Incorrect Recognition of "in [month]" pattern
The parser fails to correctly process date strings prefixed with "in" and followed by the short name of months (e.g., "in Jun"). While the recognition strips the "in" and identifies the month (e.g., "Jun"), the resulting text does not retain "in", causing the standalone month not to be recognized as a date when parsed separately.
Environment
- Version:
"chrono-node": "^2.7.5"
Steps to Reproduce
-
Configure a new chrono instance with default settings:
const configuration = chrono.casual.defaultConfig.createCasualConfiguration(false); const chronoInstance = new chrono.Chrono(configuration); const forwardFrom = new Date(); -
Parse the string "in Jun" with the following settings:
const result = chronoInstance.parse('in jun', { forwardDate: true, startDayHour: 8 });Expected result:
result[0].textshould be "in jun". Actual result:result[0].textis "jun". -
Repeat the parsing without the "in" prefix:
const result = chronoInstance.parse('jun', { forwardDate: true, startDayHour: 8 });Expected result: Date recognition for "jun". Actual result: No date is returned.
Expected Behavior
The parser should retain the "in" prefix in the recognized text because its removal results in the standalone month not being recognized as a date. Ideally, both "in Jun" and "Jun" should be correctly parsed as dates with the context retained when necessary.
Actual Behavior
The parser outputs "Jun" instead of "in Jun" when parsing "in Jun", and subsequently fails to recognize "Jun" as a valid date in the absence of the "in" prefix.
Proposed Fix
Retain the "in" prefix when needed to subsequently recognize the text.
Hello. Thanks for reporting this.
I do not quite agree with the expected behavior.

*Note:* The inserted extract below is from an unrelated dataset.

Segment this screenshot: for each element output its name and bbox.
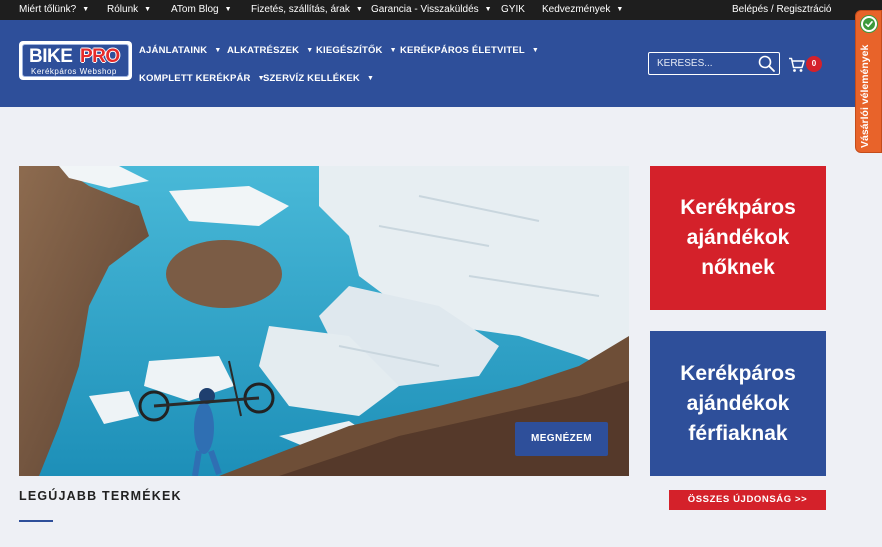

The parser should retain the "in" prefix in the recognized text because its removal results in the standalone month not being recognized as a date.

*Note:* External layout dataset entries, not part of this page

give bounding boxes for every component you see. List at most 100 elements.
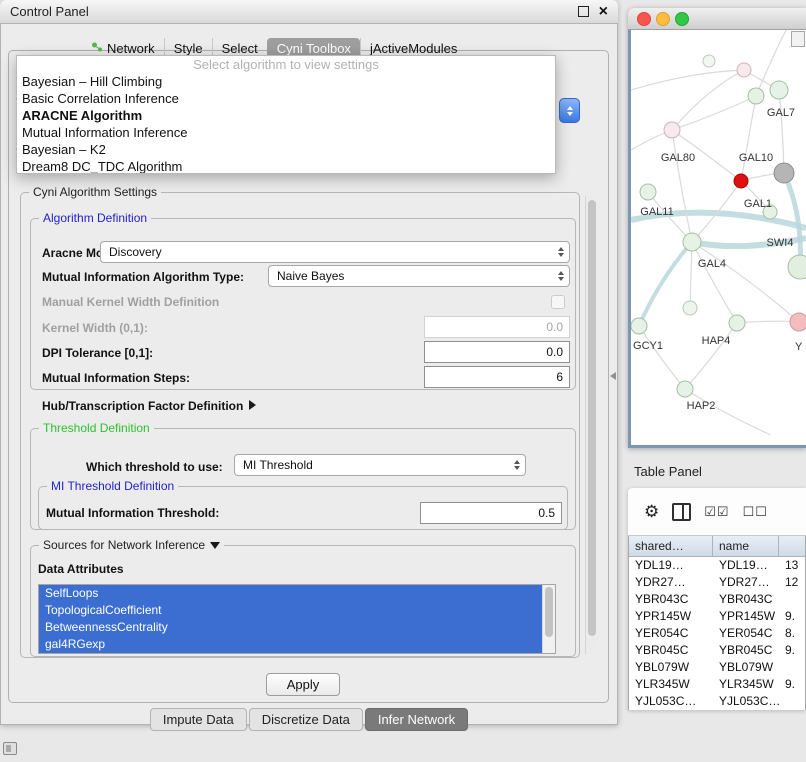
column-header[interactable]: shared… — [629, 536, 713, 557]
network-node[interactable] — [683, 233, 701, 251]
attribute-list-item[interactable]: BetweennessCentrality — [39, 619, 545, 636]
network-node-label: GAL10 — [739, 152, 773, 164]
network-edge — [639, 326, 685, 389]
network-node[interactable] — [788, 255, 806, 279]
mi-threshold-field[interactable]: 0.5 — [420, 502, 562, 524]
table-row[interactable]: YJL053C…YJL053C… — [629, 693, 805, 710]
mi-steps-value: 6 — [556, 370, 563, 384]
mi-steps-label: Mutual Information Steps: — [42, 371, 190, 385]
algorithm-menu-item[interactable]: Mutual Information Inference — [17, 124, 555, 141]
settings-scrollbar[interactable] — [585, 196, 598, 654]
network-node[interactable] — [677, 381, 693, 397]
which-threshold-combobox[interactable]: MI Threshold — [234, 454, 526, 476]
network-overview-toggle[interactable] — [791, 31, 805, 47]
combobox-arrows-icon — [558, 247, 564, 257]
kernel-width-value: 0.0 — [546, 320, 563, 334]
table-cell: 9. — [779, 676, 805, 693]
network-node[interactable] — [770, 81, 788, 99]
algorithm-menu-item[interactable]: ARACNE Algorithm — [17, 107, 555, 124]
dpi-tolerance-label: DPI Tolerance [0,1]: — [42, 346, 153, 360]
table-cell: YPR145W — [713, 608, 779, 625]
traffic-light-close-icon[interactable] — [637, 12, 651, 26]
dpi-tolerance-value: 0.0 — [546, 345, 563, 359]
mi-steps-field[interactable]: 6 — [424, 366, 570, 388]
tab-infer-network[interactable]: Infer Network — [365, 708, 468, 731]
network-node[interactable] — [790, 313, 806, 331]
gear-icon[interactable]: ⚙ — [644, 503, 659, 520]
network-node[interactable] — [748, 88, 764, 104]
algorithm-combobox-stepper[interactable] — [559, 98, 580, 123]
tab-impute-data[interactable]: Impute Data — [150, 708, 247, 731]
network-node[interactable] — [683, 301, 697, 315]
table-row[interactable]: YBR045CYBR045C9. — [629, 642, 805, 659]
aracne-mode-combobox[interactable]: Discovery — [100, 241, 570, 263]
scrollbar-thumb[interactable] — [588, 200, 596, 636]
hub-definition-toggle[interactable]: Hub/Transcription Factor Definition — [42, 399, 256, 413]
attribute-list-item[interactable]: SelfLoops — [39, 585, 545, 602]
algorithm-menu-item[interactable]: Bayesian – K2 — [17, 141, 555, 158]
table-cell: YBR043C — [629, 591, 713, 608]
traffic-light-minimize-icon[interactable] — [656, 12, 670, 26]
column-header[interactable]: name — [713, 536, 779, 557]
table-row[interactable]: YER054CYER054C8. — [629, 625, 805, 642]
network-node[interactable] — [703, 55, 715, 67]
apply-button[interactable]: Apply — [266, 673, 340, 696]
table-row[interactable]: YLR345WYLR345W9. — [629, 676, 805, 693]
network-node[interactable] — [664, 122, 680, 138]
expand-arrow-icon[interactable] — [249, 400, 256, 410]
algorithm-menu-item[interactable]: Bayesian – Hill Climbing — [17, 73, 555, 90]
panel-splitter-arrow[interactable] — [610, 372, 616, 380]
attribute-list-item[interactable]: gal4RGexp — [39, 636, 545, 653]
network-node-label: HAP4 — [702, 335, 731, 347]
hub-definition-label: Hub/Transcription Factor Definition — [42, 399, 243, 413]
algorithm-menu-item[interactable]: Dream8 DC_TDC Algorithm — [17, 158, 555, 174]
kernel-width-field[interactable]: 0.0 — [424, 316, 570, 338]
network-canvas[interactable]: GAL80GAL10GAL11GAL1SWI4GAL4GCY1HAP4HAP2G… — [631, 30, 806, 445]
attribute-list-item[interactable]: TopologicalCoefficient — [39, 602, 545, 619]
table-cell: YDR27… — [713, 574, 779, 591]
sources-legend[interactable]: Sources for Network Inference — [39, 538, 224, 552]
network-node[interactable] — [729, 315, 745, 331]
network-edge — [692, 242, 799, 322]
tab-discretize-data[interactable]: Discretize Data — [249, 708, 363, 731]
network-node-label: GAL4 — [698, 258, 726, 270]
network-node[interactable] — [734, 174, 748, 188]
data-attributes-list[interactable]: SelfLoopsTopologicalCoefficientBetweenne… — [38, 584, 556, 654]
manual-kernel-checkbox[interactable] — [551, 295, 565, 309]
network-node[interactable] — [774, 163, 794, 183]
columns-icon[interactable] — [672, 503, 691, 521]
manual-kernel-label: Manual Kernel Width Definition — [42, 295, 219, 309]
mi-type-label: Mutual Information Algorithm Type: — [42, 270, 244, 284]
table-cell: 8. — [779, 625, 805, 642]
network-node[interactable] — [640, 184, 656, 200]
clear-selection-checkbox-icon[interactable]: ☐☐ — [743, 504, 768, 520]
network-edge — [692, 242, 737, 323]
table-row[interactable]: YDL19…YDL19…13 — [629, 557, 805, 574]
close-icon[interactable]: × — [599, 7, 608, 17]
cyni-bottom-tab-bar: Impute DataDiscretize DataInfer Network — [0, 707, 618, 731]
collapse-arrow-icon[interactable] — [210, 542, 220, 549]
panel-dock-icon[interactable] — [3, 742, 17, 755]
scrollbar-thumb[interactable] — [545, 587, 553, 637]
network-node[interactable] — [737, 63, 751, 77]
table-cell: 9. — [779, 608, 805, 625]
data-attributes-label: Data Attributes — [38, 562, 124, 576]
network-node-label: GAL7 — [767, 107, 795, 119]
select-all-checkbox-icon[interactable]: ☑☑ — [704, 504, 729, 520]
network-node[interactable] — [631, 318, 647, 334]
float-window-icon[interactable] — [578, 6, 589, 17]
table-row[interactable]: YDR27…YDR27…12 — [629, 574, 805, 591]
network-edge — [690, 242, 692, 308]
table-row[interactable]: YPR145WYPR145W9. — [629, 608, 805, 625]
table-cell: YDL19… — [629, 557, 713, 574]
table-row[interactable]: YBL079WYBL079W — [629, 659, 805, 676]
dpi-tolerance-field[interactable]: 0.0 — [424, 341, 570, 363]
table-row[interactable]: YBR043CYBR043C — [629, 591, 805, 608]
table-cell: YBL079W — [713, 659, 779, 676]
mi-type-combobox[interactable]: Naive Bayes — [268, 265, 570, 287]
algorithm-menu-item[interactable]: Basic Correlation Inference — [17, 90, 555, 107]
list-scrollbar[interactable] — [542, 585, 555, 653]
traffic-light-zoom-icon[interactable] — [675, 12, 689, 26]
mi-threshold-label: Mutual Information Threshold: — [46, 506, 219, 520]
column-header[interactable] — [779, 536, 805, 557]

We do not have a precise definition what make up of the result text (and its index location).
What has been the case so far is: text makes up phases the date/time are parsed/extracted from. It does not have to include other "clue" or "context" phases to explain why we think the text is date/time.
In your example, the word "in" (from "in jun") is only a clue. It is not part of the date/time.
Ideally, both "in Jun" and "Jun" should be correctly parsed as dates with the context retained when necessary
I don't think I agree with that assumption.
Unless you know what is the input domain/context, "Jun" or "jun" is not always "June". (If anything, I am also not sure if "in jun" should be recognized as June either).
--
Could you share the use-cases where this current behavior is inconvenient for you?